Sticking With Board Games in the Digital Age

ByABC News via logo
November 1, 2004, 3:43 PM

Nov. 4, 2004 — -- It was like an adrenaline-packed dash to the finish line, but the prize was not a gold medal. Instead, it was a neatly packaged box of Pictionary, the trusted board game that often has players squinting at their teammates' indecipherable squiggles before gustily yelling their answers.

Jed Miller still remembers the time he drove down to New York City from Amherst College in Massachusetts with three classmates to buy a copy of the beloved game.

It was the winter of 1987, at the height of what he calls his "collegiate obsession with Pictionary," and the game was sold out at every store in Massachusetts. In desperation, the four friends packed into a car and drove down to Manhattan, where they rushed into Altman's on Fifth Avenue just 10 minutes before the old-world department store closed, and emerged with their much sought-after Pictionary set.

"We were completely sober at the time," recalled the Amherst grad, who is now 38, in an e-mail to ABC News. "But the entire episode had the glee and desperation of a stoner's late-night run for the munchies."

These days, "games" usually means video games. There are PlayStations and Xboxes and downloadable software with stunningly believable 3-D images.
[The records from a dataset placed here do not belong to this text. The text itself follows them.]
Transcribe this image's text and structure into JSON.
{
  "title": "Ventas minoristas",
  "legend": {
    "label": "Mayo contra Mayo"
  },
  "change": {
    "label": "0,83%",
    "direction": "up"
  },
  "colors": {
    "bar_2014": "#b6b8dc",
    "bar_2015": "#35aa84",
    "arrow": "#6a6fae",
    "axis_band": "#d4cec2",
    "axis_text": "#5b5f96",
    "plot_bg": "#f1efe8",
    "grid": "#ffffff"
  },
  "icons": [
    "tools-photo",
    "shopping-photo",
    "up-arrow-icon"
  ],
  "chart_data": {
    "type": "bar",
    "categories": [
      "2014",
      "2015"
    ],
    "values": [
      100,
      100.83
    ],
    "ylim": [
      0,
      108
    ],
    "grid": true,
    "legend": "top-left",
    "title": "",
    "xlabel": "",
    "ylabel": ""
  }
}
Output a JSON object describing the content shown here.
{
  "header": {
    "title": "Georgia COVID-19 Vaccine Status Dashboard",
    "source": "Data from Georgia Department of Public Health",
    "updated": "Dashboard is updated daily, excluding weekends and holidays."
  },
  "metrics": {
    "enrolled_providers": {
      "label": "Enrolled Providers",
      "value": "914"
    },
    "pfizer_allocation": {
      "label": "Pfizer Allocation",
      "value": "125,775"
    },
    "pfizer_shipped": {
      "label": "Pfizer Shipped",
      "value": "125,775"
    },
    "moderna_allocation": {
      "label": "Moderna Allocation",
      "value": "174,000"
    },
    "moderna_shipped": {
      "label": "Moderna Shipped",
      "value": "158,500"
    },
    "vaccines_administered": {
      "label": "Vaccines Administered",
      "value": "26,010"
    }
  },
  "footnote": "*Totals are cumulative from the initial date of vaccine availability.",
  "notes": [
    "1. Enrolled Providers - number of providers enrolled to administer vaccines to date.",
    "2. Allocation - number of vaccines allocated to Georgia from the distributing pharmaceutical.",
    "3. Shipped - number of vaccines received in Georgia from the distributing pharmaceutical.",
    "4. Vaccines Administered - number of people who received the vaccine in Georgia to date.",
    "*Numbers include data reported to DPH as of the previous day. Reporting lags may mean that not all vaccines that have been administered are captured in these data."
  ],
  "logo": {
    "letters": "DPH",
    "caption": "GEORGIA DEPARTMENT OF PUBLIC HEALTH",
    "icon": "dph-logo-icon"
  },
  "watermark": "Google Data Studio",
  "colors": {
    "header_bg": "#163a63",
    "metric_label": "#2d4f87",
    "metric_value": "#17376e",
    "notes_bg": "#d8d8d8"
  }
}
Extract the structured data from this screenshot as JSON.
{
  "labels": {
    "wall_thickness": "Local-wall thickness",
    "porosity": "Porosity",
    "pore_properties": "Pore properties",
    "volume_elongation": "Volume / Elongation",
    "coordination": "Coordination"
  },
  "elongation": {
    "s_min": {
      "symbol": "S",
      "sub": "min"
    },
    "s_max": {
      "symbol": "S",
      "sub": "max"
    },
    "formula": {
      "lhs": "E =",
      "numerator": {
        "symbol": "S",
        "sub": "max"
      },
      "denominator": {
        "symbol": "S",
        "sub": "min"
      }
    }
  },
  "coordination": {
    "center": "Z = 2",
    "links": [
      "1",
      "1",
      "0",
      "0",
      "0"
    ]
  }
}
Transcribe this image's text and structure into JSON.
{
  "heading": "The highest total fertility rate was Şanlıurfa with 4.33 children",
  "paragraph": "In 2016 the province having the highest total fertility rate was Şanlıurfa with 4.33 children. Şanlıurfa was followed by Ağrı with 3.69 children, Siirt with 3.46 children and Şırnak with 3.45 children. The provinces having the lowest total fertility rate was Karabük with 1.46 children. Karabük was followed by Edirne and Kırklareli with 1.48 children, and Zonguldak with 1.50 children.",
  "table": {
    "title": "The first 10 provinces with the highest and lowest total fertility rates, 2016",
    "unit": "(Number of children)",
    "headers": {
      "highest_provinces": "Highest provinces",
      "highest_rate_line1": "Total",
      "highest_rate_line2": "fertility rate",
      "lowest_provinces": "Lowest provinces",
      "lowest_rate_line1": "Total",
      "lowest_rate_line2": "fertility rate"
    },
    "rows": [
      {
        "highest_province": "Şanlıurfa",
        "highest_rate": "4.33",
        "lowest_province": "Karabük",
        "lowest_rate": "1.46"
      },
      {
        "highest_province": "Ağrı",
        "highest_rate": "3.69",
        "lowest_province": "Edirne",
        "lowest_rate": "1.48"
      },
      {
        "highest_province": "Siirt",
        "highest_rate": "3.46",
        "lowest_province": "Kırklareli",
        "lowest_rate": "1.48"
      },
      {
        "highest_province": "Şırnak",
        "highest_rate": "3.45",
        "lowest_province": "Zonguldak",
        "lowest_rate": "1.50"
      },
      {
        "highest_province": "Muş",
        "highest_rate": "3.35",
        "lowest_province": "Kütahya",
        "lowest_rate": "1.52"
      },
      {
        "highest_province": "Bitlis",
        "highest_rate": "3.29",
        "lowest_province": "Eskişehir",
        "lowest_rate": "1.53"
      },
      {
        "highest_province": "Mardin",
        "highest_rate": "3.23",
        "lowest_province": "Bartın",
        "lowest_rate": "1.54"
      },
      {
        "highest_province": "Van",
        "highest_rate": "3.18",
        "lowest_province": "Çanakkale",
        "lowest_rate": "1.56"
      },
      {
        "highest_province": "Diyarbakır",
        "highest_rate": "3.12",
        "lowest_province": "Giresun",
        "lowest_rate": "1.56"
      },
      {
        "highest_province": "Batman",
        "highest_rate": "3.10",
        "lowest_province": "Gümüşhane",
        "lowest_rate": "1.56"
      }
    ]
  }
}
There are superheroes, gun-toting, muscle-rippling hunks, cute and cuddly characters, Harry Potter licensed games and sports videogames.

So in this high-tech age, is it harsh to ask what possible chance do the old board games have, with their dice, pencils, sand-clocks and plastic pieces? Should the companies who make the board games of yore just pack up and lament the death of their industry?

If market figures and analysis by toy experts and board-game manufacturers are anything to go by, the answer is a surprising, resounding "No."

Fans like Miller suggest there's still life in the genre. A New York-based online communities expert, Miller is a tech-savvy young man, familiar with the latest video and computer games. But while he's had some enjoyable video gaming experiences, Miller says nothing comes close to the sheer fun and challenge of a trusted board game.